With commercial investment property there is no point in taking an emotional decision when deciding on where to buy the place. As you buy it for profit, the most important rule is to buy in a growth area. Experts regard suburbs as promising areas for a commercial investment property. The best strategy is to inspect as many areas as you can to see what their offer is. The proximity of public facilities, shops and restaurants is also important.
What To Buy?
While houses may be nicer than units, they are also more expensive and more difficult to maintain. If you purchase an appartment, the owners share their expenses when something goes wrong. A room with a view is a great extra, but you shouldn't spend too much just to have a beautiful view. If your commercial investment property is too expensive, you will also need a high rent to recoup your expenses and you may have difficulty in finding tenants. If the property is currently rented, it gives you a chance to gather some information on the rental history of the place. This way you can estimate your revenue more accurately.
Getting A Loan
Some lenders may have higher interest rates and require a higher down-payment for a commercial investment property loan than for a home loan. This is because they feel the risk is higher. However, if you shop around a bit more, you may get lucky and be able to get a home loan for your commercial investment property.
Renting The Place
When you estimate your rental revenue, bare in mind that there might be some short periods when you won't have any tenants (e.g. during repairs or when tenants move out and you have to find new ones). You also have to figure out how long you want to keep your commercial investment property. In time, the rental income may exceed the mortgage repayments and you will become positively-geared.
If you choose to manage the property yourself, you can save the property management fee. However, it can be a very time-consuming and stressful activity, especially if you have tenants complaining about every little thing. Contracting a property manager may get you rid of all this hassle, but it will also cost you some money.
Where To Buy?
With commercial investment property there is no point in taking an emotional decision when deciding on where to buy the place.

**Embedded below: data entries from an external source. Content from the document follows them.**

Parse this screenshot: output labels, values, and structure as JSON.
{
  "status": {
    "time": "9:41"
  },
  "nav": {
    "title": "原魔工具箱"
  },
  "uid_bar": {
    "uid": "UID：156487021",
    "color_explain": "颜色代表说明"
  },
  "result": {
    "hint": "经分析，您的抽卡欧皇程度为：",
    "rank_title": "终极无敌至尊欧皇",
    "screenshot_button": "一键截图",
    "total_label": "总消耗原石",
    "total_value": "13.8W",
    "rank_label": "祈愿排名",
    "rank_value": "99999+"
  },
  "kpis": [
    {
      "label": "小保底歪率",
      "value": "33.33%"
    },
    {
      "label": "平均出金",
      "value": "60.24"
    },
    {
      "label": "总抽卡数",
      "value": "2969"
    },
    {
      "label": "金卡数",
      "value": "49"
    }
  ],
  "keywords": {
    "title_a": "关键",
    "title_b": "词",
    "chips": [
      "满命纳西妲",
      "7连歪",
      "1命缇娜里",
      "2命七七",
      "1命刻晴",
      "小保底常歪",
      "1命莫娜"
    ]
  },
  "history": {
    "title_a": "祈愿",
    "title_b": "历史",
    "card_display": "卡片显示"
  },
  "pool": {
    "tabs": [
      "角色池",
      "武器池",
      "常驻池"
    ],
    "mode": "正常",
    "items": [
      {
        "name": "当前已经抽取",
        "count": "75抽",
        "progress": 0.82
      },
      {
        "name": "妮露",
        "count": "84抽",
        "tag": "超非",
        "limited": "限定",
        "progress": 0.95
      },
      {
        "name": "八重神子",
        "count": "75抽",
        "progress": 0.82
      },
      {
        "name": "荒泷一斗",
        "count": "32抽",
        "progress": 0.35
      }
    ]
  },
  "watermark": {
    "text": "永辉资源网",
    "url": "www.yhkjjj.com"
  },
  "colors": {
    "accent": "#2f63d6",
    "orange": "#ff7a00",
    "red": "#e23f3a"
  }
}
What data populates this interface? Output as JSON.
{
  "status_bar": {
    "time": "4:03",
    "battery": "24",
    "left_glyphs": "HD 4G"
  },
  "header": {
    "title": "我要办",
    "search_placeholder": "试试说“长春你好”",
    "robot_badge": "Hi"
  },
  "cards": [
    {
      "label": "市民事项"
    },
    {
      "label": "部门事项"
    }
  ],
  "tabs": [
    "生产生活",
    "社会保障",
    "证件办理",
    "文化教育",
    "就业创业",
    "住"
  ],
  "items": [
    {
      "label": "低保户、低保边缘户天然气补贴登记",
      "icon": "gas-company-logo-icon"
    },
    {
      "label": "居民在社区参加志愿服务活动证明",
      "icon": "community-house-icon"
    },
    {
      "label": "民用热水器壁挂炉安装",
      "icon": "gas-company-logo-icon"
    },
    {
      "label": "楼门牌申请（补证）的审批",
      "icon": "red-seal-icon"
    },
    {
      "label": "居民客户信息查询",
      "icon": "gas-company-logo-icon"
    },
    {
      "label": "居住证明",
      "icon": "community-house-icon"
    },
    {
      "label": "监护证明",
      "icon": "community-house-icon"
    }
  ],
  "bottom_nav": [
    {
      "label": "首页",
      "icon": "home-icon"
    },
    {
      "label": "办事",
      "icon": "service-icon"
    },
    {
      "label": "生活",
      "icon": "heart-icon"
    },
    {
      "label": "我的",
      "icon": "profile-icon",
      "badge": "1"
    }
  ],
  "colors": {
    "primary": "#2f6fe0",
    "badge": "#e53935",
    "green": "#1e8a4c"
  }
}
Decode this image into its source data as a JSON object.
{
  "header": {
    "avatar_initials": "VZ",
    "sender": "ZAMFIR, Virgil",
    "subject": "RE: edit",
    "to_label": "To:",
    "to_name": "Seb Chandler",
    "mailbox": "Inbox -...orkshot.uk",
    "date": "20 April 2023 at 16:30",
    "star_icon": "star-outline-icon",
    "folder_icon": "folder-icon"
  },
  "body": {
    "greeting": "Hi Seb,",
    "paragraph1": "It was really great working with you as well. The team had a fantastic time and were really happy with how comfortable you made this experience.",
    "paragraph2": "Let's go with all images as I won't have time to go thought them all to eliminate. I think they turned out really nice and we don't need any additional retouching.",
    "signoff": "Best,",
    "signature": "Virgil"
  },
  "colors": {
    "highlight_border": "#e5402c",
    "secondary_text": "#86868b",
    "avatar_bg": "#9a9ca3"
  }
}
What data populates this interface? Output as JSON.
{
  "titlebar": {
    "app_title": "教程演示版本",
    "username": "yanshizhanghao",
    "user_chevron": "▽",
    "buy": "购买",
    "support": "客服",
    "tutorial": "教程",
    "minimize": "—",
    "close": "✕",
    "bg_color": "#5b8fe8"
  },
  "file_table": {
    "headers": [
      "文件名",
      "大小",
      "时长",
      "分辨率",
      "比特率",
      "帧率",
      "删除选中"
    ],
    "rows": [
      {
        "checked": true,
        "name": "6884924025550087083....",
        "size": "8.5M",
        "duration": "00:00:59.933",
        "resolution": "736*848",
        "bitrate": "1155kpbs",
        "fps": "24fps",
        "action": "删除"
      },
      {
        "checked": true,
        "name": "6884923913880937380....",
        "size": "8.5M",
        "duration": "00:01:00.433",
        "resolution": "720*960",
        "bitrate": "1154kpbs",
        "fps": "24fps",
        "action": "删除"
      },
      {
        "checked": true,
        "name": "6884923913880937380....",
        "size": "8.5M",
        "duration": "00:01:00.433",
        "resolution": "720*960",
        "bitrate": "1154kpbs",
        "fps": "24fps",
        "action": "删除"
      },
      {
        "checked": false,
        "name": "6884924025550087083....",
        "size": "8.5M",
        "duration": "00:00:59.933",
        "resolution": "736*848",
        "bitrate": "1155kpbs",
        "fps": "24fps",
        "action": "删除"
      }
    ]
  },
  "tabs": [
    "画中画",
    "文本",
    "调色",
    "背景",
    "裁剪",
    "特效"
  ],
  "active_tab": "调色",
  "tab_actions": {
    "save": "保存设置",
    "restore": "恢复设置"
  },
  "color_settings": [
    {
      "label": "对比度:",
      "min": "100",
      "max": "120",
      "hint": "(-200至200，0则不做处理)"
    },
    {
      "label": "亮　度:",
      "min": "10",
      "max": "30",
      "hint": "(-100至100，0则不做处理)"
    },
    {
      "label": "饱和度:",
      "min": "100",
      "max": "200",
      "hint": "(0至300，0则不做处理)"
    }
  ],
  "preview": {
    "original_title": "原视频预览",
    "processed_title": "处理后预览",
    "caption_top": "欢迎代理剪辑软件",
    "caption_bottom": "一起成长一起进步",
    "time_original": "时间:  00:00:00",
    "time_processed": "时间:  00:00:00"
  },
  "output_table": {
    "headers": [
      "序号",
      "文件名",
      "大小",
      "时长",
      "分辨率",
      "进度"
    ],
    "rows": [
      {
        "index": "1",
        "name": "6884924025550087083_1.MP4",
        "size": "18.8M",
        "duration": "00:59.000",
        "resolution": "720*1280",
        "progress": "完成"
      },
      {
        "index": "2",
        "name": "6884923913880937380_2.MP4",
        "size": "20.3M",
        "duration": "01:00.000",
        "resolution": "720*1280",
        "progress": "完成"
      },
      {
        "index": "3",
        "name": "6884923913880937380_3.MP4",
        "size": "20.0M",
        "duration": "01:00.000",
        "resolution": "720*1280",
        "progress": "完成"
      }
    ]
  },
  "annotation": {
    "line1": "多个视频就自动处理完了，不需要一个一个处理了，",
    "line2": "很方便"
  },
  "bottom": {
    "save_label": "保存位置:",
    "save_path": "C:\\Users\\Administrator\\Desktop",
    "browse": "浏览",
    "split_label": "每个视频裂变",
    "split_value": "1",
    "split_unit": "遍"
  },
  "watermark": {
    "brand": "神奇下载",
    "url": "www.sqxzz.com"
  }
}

As you buy it for profit, the most important rule is to buy in a growth area. Experts regard suburbs as promising areas for a commercial investment property. The best strategy is to inspect as many areas as you can to see what their offer is. The proximity of public facilities, shops and restaurants is also important.
What To Buy?
While houses may be nicer than units, they are also more expensive and more difficult to maintain. If you purchase an appartment, the owners share their expenses when something goes wrong. A room with a view is a great extra, but you shouldn't spend too much just to have a beautiful view. If your commercial investment property is too expensive, you will also need a high rent to recoup your expenses and you may have difficulty in finding tenants. If the property is currently rented, it gives you a chance to gather some information on the rental history of the place. This way you can estimate your revenue more accurately.
Getting A Loan
Some lenders may have higher interest rates and require a higher down-payment for a commercial investment property loan than for a home loan. This is because they feel the risk is higher. However, if you shop around a bit more, you may get lucky and be able to get a home loan for your commercial investment property.
Renting The Place
When you estimate your rental revenue, bare in mind that there might be some short periods when you won't have any tenants (e.g. during repairs or when tenants move out and you have to find new ones). You also have to figure out how long you want to keep your commercial investment property. In time, the rental income may exceed the mortgage repayments and you will become positively-geared.
If you choose to manage the property yourself, you can save the property management fee. However, it can be a very time-consuming and stressful activity, especially if you have tenants complaining about every little thing. Contracting a property manager may get you rid of all this hassle, but it will also cost you some money.